Recently the graduate faculty at my university distributed a questionnaire designed to measure the more non-academic aspects of lives devoted to scholarship. The ostensible pretense was the buzz caused by a survey conducted by a student-run newspaper. The paper had devoted an entire issue to describing students’ distaste with the sterile, stale, musty, etc. halls of academia; it suggested that academics were cold, celibate, humourless animals who’d devoted their lives to the pursuit of puritanical, sexless learning. And the question that remained to be asked was whether graduate students and faculty felt the same way.
But it went beyond that. Suggestions were solicited, and a detailed, far-reaching examination of the hidden lives of academics was born. Maybe it was just out of boredom or gossipy intrigue, but momentum built toward getting this thing out there and seeing the results tabulated and disseminated. And so this was what we learned:
The undergraduate pollsters had asked students whether they viewed their professors as asexual. Eighty-three percent of respondents answered Yes. They couldn’t see their professors having sex—with each other, with themselves, or with anyone else.
Undergraduates had been asked whether they believed their profs and Teaching Assistants had any hidden kinks. Ninety-seven percent answered in the affirmative. So what were these pedagogues hiding? The top write-in guesses were foot fetishes, book fetishes, and masturbatory acts of erotic scholarly writing (dirty essays?).
Undergraduates were asked whether faculty members or grad students ever got laid at conferences. Seventeen percent thought they did. (Having been to conferences, I can tell you it happens, but only when there's an open bar. Most academics don't touch hard liquor, and it takes a lot of wine to get them past Derrida and onto reality--the point at which they can accept flirting cues.)
Undergraduates were asked whether faculty members or grad students ever slept with students. Eight percent ventured that sex-for-grades was a reality.

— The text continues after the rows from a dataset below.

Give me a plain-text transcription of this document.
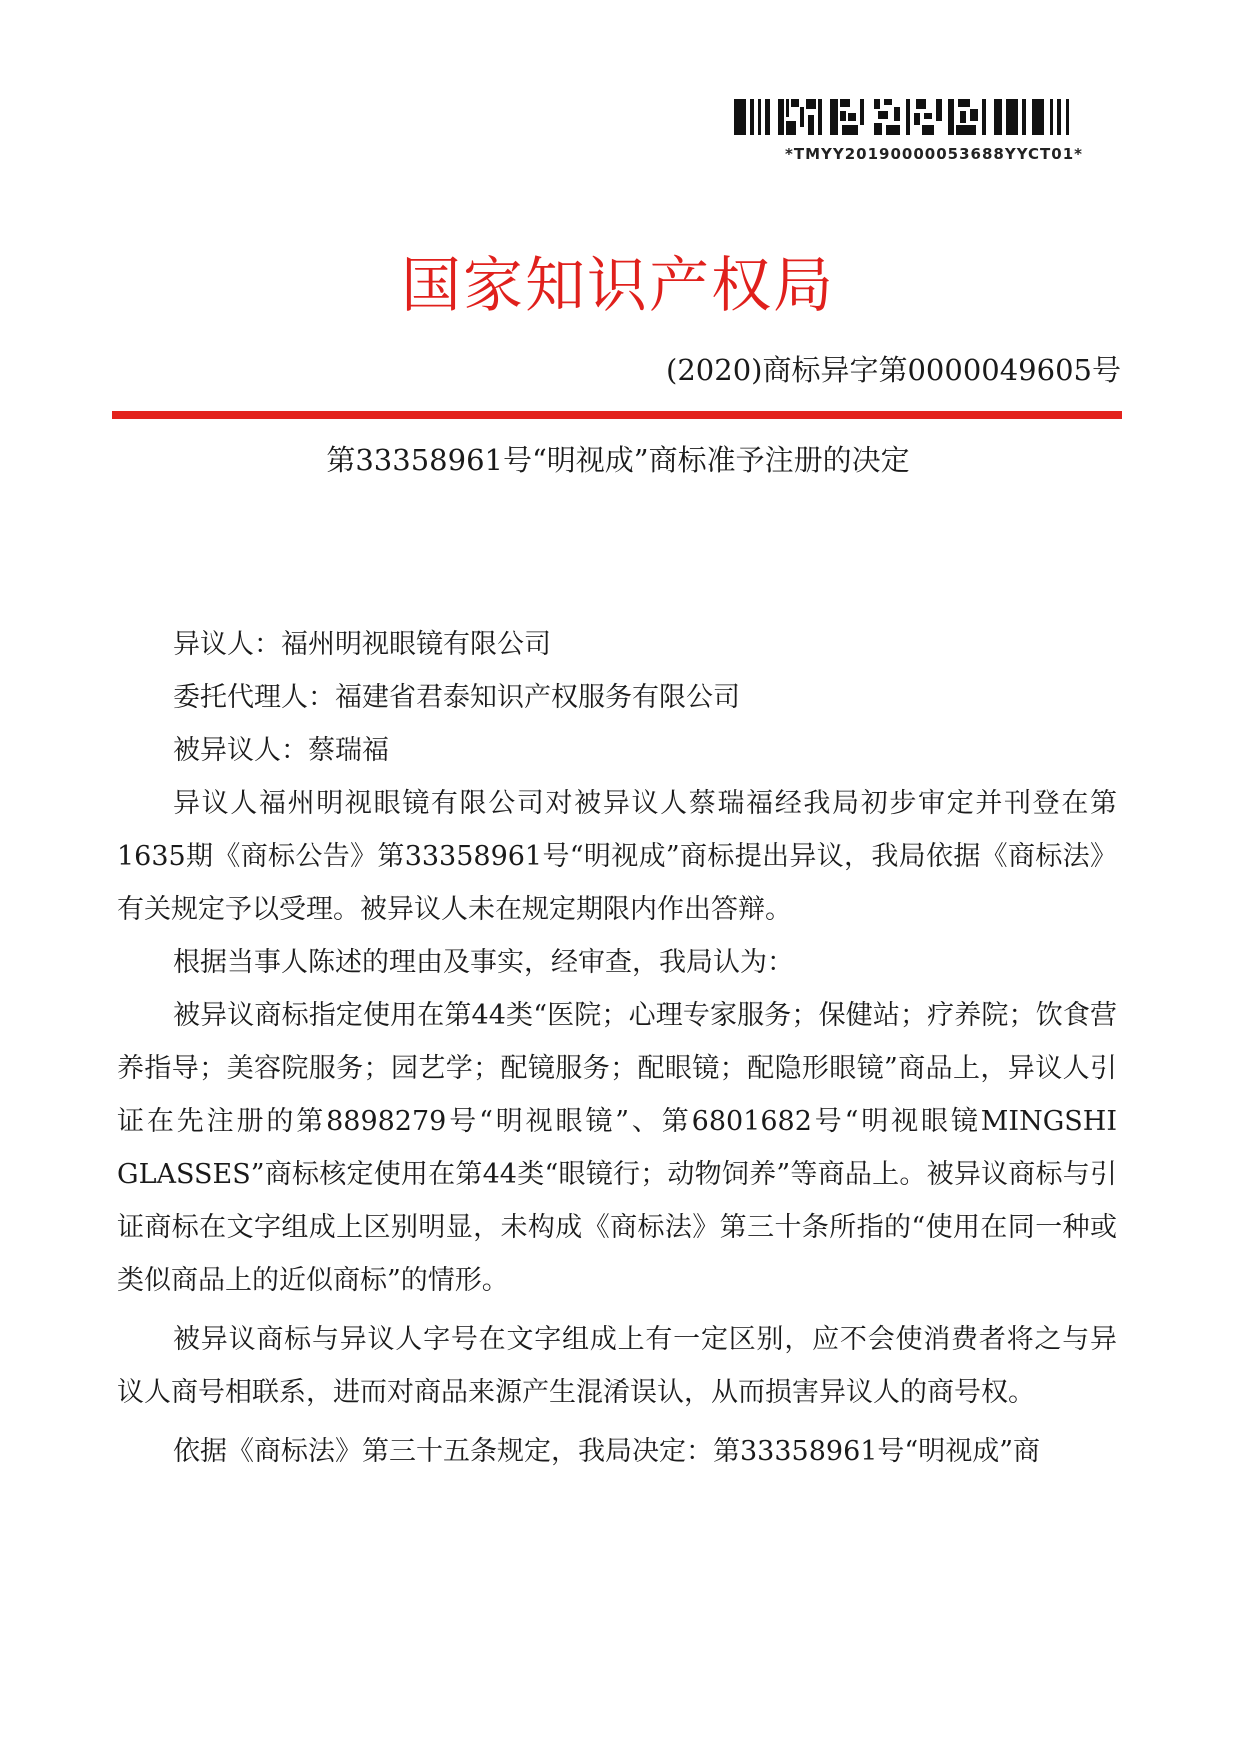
*TMYY20190000053688YYCT01*
国家知识产权局
(2020)商标异字第0000049605号
第33358961号“明视成”商标准予注册的决定

异议人：福州明视眼镜有限公司

委托代理人：福建省君泰知识产权服务有限公司

被异议人：蔡瑞福

异议人福州明视眼镜有限公司对被异议人蔡瑞福经我局初步审定并刊登在第1635期《商标公告》第33358961号“明视成”商标提出异议，我局依据《商标法》有关规定予以受理。被异议人未在规定期限内作出答辩。

根据当事人陈述的理由及事实，经审查，我局认为：

被异议商标指定使用在第44类“医院；心理专家服务；保健站；疗养院；饮食营养指导；美容院服务；园艺学；配镜服务；配眼镜；配隐形眼镜”商品上，异议人引证在先注册的第8898279号“明视眼镜”、第6801682号“明视眼镜MINGSHI　GLASSES”商标核定使用在第44类“眼镜行；动物饲养”等商品上。被异议商标与引证商标在文字组成上区别明显，未构成《商标法》第三十条所指的“使用在同一种或类似商品上的近似商标”的情形。

被异议商标与异议人字号在文字组成上有一定区别，应不会使消费者将之与异议人商号相联系，进而对商品来源产生混淆误认，从而损害异议人的商号权。

依据《商标法》第三十五条规定，我局决定：第33358961号“明视成”商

So, given those results, let’s take a look at the numbers from the PhD side:
Seventy-one percent of professors and graduate students reported having active sex lives. The number swung way in the professor’s favour, with only twenty percent of grad students claiming to have had sex within the last month. (And that number might be even farther off since it doesn’t take into account that some students are married--and consequently could not have had sex within the last thirty days.) Seventy-three percent of respondents admitted having hidden kinks. By far the most notable kink (notable because almost every respondent refused to admit to a perversion-—and the ones who did gave the usual leather/bondage answer) was an academic poetess who reported to having strong sexual fantasies about Jesus, James Joyce, and Joey Jeremiah (a character on a Canadian TV show). So, go figure. While only two professors admitted to ever having slept with a student, seventeen (out of a pool of eighty-seven) reported having engaged in post-plenary-session coitus.
Perhaps the most interesting answer: eighty-four of the eighty-seven polymaths surveyed admitted to having been attracted to a student. What can I say, jeans are tight.
Beyond that, there were the usual funny answers. Fifty-percent of profs would rather read a good book than have sex. Thirty-four percent had read more books in the past week than they’d had sexual partners in their lives. Twelve percent had had sex in their office or on campus (though, surprisingly, none admitted to doing it in the library. And the archives was out of the question--it's moisture-controlled).
So what does this say about academia? Nothing, actually. But it’s kind of interesting. Professors are often viewed as wizened, timid flakes, but every wizened, timid flake needs a spousal equivalent.